Pruebas de Agua, Aire, Tierra y Fuego:
En el viejo Egipto de los Faraones esas cuatro pruebas se debían afrontar valerosamente en el mundo físico. Ahora el candidato debe pasar las cuatro pruebas en los mundos suprasensibles.

Prueba de fuego: esta prueba es para probar la serenidad y dulzura del candidato. Los iracundos y coléricos fracasan en esta prueba inevitablemente. El candidato se ve perseguido, insultado, injuriado, etc. Muchos son los que reaccionan violentamente y regresan al cuerpo físico completamente fracasados. Los victoriosos son recibidos en el Salón de los Niños y agasajados con música deliciosa. La música de las esferas. Las llamas horrorizan a los débiles.

Prueba de aire: aquellos que se desesperan por la pérdida de algo o de alguien; aquellos que le temen a la pobreza; aquellos que no están dispuestos a perder lo más querido, fracasan en la prueba de aire . El candidato es lanzado al fondo del precipicio. El débil grita y vuelve al cuerpo físico horrorizado. Los victoriosos son recibidos en el Salón de los Niños con fiestas y agasajos.

Prueba de agua: la gran prueba de agua, es realmente terrible. El candidato es lanzado al océano y cree ahogarse. Aquellos que no saben adaptarse a todas las variadas condiciones sociales de la vida; aquellos que no saben vivir entre los pobres; aquellos que después de naufragar en el océano de la vida rechazan la lucha y prefieren morir; esos, los débiles, fracasan inevitablemente en la prueba de agua . Los victoriosos son recibidos en el Salón de los Niños con fiestas cósmicas.
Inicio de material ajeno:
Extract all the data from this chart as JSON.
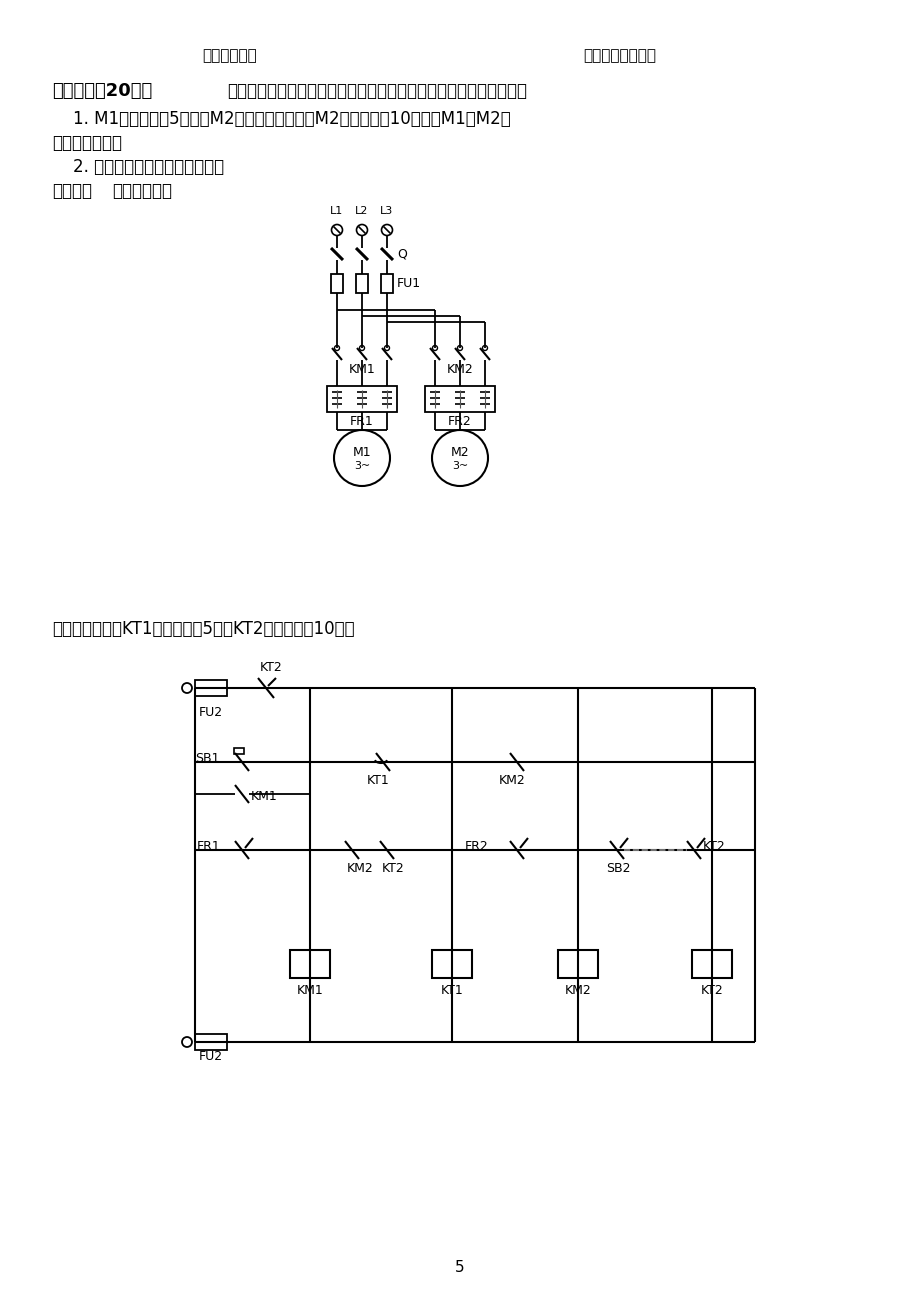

Prueba de tierra: nosotros tenemos que aprender a sacar partido de las peores adversidades. Las peores adversidades nos brindan las mejores oportunidades. Debemos aprender a sonreír ante las adversidades , esa es la Ley. Aquellos que sucumben de dolor ante las adversidades de la existencia, no pueden pasar victoriosos la prueba de tierra. El candidato en los mundos superiores se ve entre dos enormes montañas que se cierran amenazadoras. Si el candidato grita horrorizado, regresa al cuerpo físico fracasado. Si es sereno, sale victorioso y es recibido en el Salón de los Niños con gran fiesta e inmensa alegría.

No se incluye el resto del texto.